Das Genre behandelt darüber hinaus die Entwicklungen des kindlichen Körpers, sowie der Psyche während der Pubertät. So soll der Zielgruppe die Möglichkeit gegeben werden sich mit den Problemen der Heldinnen zu identifizieren und ihre Reifung mitzuverfolgen.[9] Dazu wird zum einen der Wunsch nach Selbstinszenierung behandelt, indem die monotone Schuluniform gegen das knallige Magical-Girl-Outfit getauscht wird.[7][9] Doch ist das Kostüm der Alltagskleidung, insbesondere japanischen Mädchenschuluniformen, jedoch oft so ähnlich, dass es erstaunen kann, dass ein Magical Girl mit einer so geringen Verkleidung im Alltag nicht erkannt wird. Diese Ähnlichkeit kann die Identifikation der Rezipientinnen, die die obligatorische Schuluniform tragen müssen, noch erleichtern.[7] Andererseits wird auch das körperliche Reifen während der Pubertät behandelt, indem die Heldinnen nach getaner Verwandlung gereifte Körper und Styling Elemente erwachsener Frauen wie Stöckelschuhe und Make-Up aufweisen.[9] Doch sind die Protagonistinnen nach der Verwandlung meist zwar fraulicher, aber nicht gänzlich erwachsen und erotisiert in knapper, aufreizender Kleidung.[4] Auch psychisch verändert sich die Heldin: So ist sie zumeist zu Beginn ihrer Geschichte kindisch, sogar tollpatschig und auf unterhaltsame Tätigkeiten mit ihren Freundinnen fokussiert.

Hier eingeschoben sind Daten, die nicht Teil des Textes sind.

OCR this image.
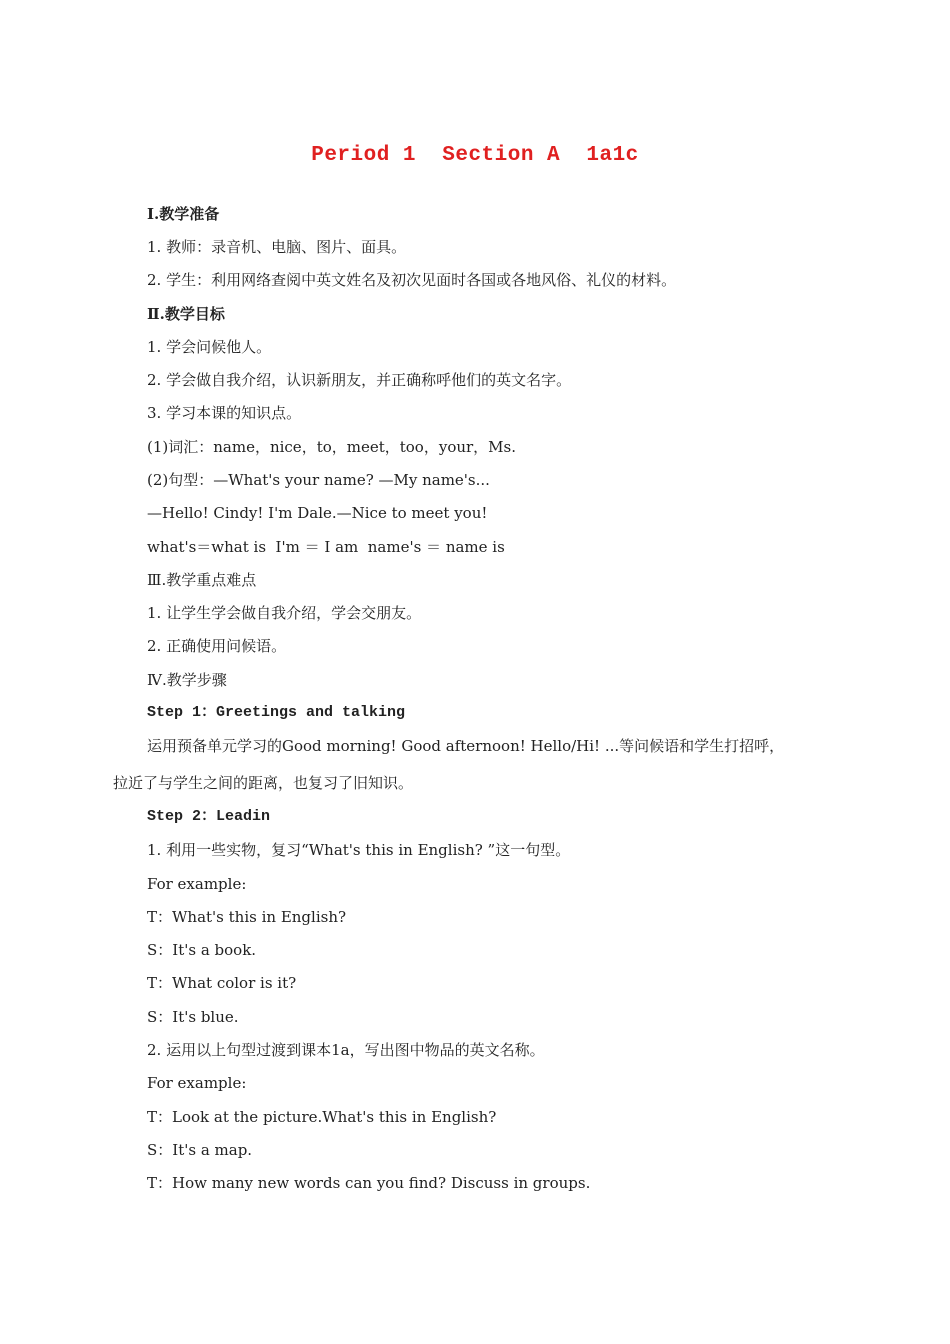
Period 1  Section A  1a1c
Ⅰ.教学准备
1. 教师：录音机、电脑、图片、面具。
2. 学生：利用网络查阅中英文姓名及初次见面时各国或各地风俗、礼仪的材料。
Ⅱ.教学目标
1. 学会问候他人。
2. 学会做自我介绍，认识新朋友，并正确称呼他们的英文名字。
3. 学习本课的知识点。
(1)词汇：name，nice，to，meet，too，your，Ms.
(2)句型：—What's your name? —My name's...
—Hello! Cindy! I'm Dale.—Nice to meet you!
what's＝what is  I'm ＝ I am  name's ＝ name is
Ⅲ.教学重点难点
1. 让学生学会做自我介绍，学会交朋友。
2. 正确使用问候语。
Ⅳ.教学步骤
Step 1：Greetings and talking
运用预备单元学习的Good morning! Good afternoon! Hello/Hi! ...等问候语和学生打招呼，
拉近了与学生之间的距离，也复习了旧知识。
Step 2：Leadin
1. 利用一些实物，复习“What's this in English? ”这一句型。
For example:
T：What's this in English?
S：It's a book.
T：What color is it?
S：It's blue.
2. 运用以上句型过渡到课本1a，写出图中物品的英文名称。
For example:
T：Look at the picture.What's this in English?
S：It's a map.
T：How many new words can you find? Discuss in groups.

Während die Heldinnen zunächst Angst vor ihren magischen Kräften haben, lernen sie im Laufe der Handlung selbstsicherer mit ihren Kräften umzugehen und das Schicksal des Universums ohne Klagen auf ihren Schultern zu tragen. Die geistige Entwicklungen des Magical Girls wird oft auch durch die Veränderungen ihres Outfits visualisiert, die immer aufwändiger und prächtiger werden und spiegelt sich auch in ihren ständig wachsenden magischen Fähigkeiten wieder.[9] Die Verwandlungssequenzen können auch als Repräsentanz dieser Erwachsenwerdung und charakterlichen Weiterentwicklungen der Protagonistin gesehen werden.[2][3] Jedoch ist die Transformation und Reifung der Figuren meist nur vorübergehend und sie fallen dann wieder zurück in ihren vorherigen Status, ohne innerhalb der Geschichte wirklich erwachsen zu werden.[15]

Emanzipation

Das Genre beschreibt die Geschichten junger Mädchen, die zu Großem auserkoren sind, sich furchtlos Herausforderungen stellen und gegen das Böse kämpfen – ein Narrativ, das in Form von Superheldencomics (z. B. Spiderman, Batman, oder Iron Man) vorwiegend Jungen vorbehalten war. Für die Heldinnen ist ihre Weiblichkeit die Voraussetzung, um ein Magical Girl zu werden und magischen Kräfte zu erlangen.[16][4] Dabei erwächst durch die Transformation zum einen große Macht und dadurch Empowerment, auf der anderen Seite sind die dafür nötigen Gegenstände in der Regel „typisch weiblich“ und binden die Figuren damit umso fester an die ihr zugeschriebene Rolle.[4] Männliche Charaktere sind in der Regel nur im Kontext von unterstützenden Partnern, oder Gegnern vorhanden, denen gegenüber sich die Heldin beweisen muss. Dies wird weiter durch Handlungen unterstrichen, in denen das Magical Girl ihren Partner beschützen, oder aus der Gewalt ihrer Gegner befreien muss.[16]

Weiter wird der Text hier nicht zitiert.